Handling Your Own Artworks

The same principles as professional handling, at student scale:

  • Remove jewellery, wash and dry hands
  • Support two-dimensional works from the back and both sides; never by an edge
  • Carry one work at a time — do not stack works while transporting them by hand
  • Never drag works across a surface
  • For large canvases, use two people

Protective materials when handling:
- Use cotton gloves for framed works and works with polished or sensitive surfaces
- Place works on a padded surface (foam pad or clean cloth) when examining them lying flat

Transporting Your Own Artworks

For student-scale transport (by car, between home and school):

Framed works:
- Wrap in bubble wrap, but not in direct contact — place glassine or clean cloth against the surface first
- Transport upright (not flat on the floor where they can flex)
- Secure against sliding or falling in the vehicle (cardboard corner protectors; bungee cords to a boot rack)

Unframed works on paper:
- Place in a rigid portfolio or between two boards taped together; never fold
- Store flat in the vehicle boot or back seat, not where objects can fall on them

Three-dimensional works:
- Use purpose-made boxes or padded containers
- Place padding on all sides — works must not move inside the container
- Ensure the container is marked “fragile — this way up”

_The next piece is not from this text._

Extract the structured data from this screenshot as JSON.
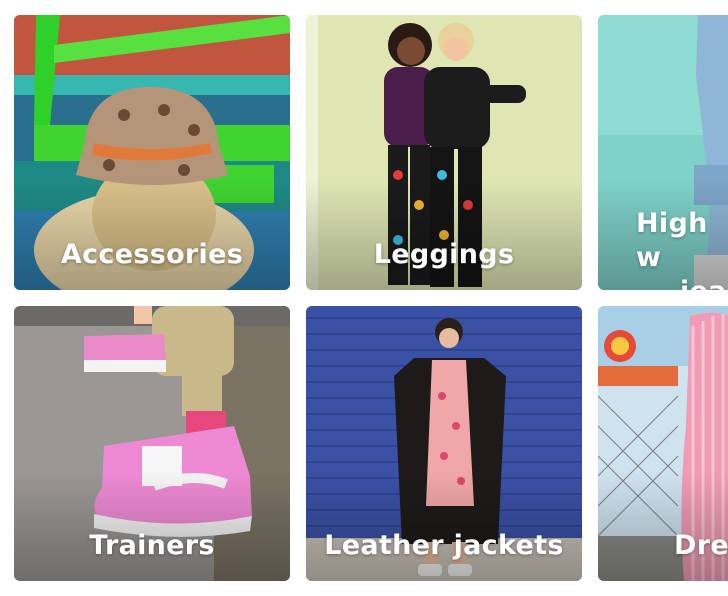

REMEMBER: Most damage to artworks in student practice happens during storage and transport, not during making or display. Ten minutes spent properly wrapping a work before transport protects months of art making.

VCAA FOCUS: VCAA requires students to compare conservation methods they apply to their own works with methods used in professional exhibitions visited. For storage and transport, professional institutions use climate-controlled facilities and custom crating — understand the principle behind these and articulate how you approximate them at a student scale.

STUDY HINT: After your exhibition, photograph the packing and storage setup for your works and add it to your Visual Arts journal with annotations explaining the conservation rationale. This is direct evidence of applied conservation knowledge.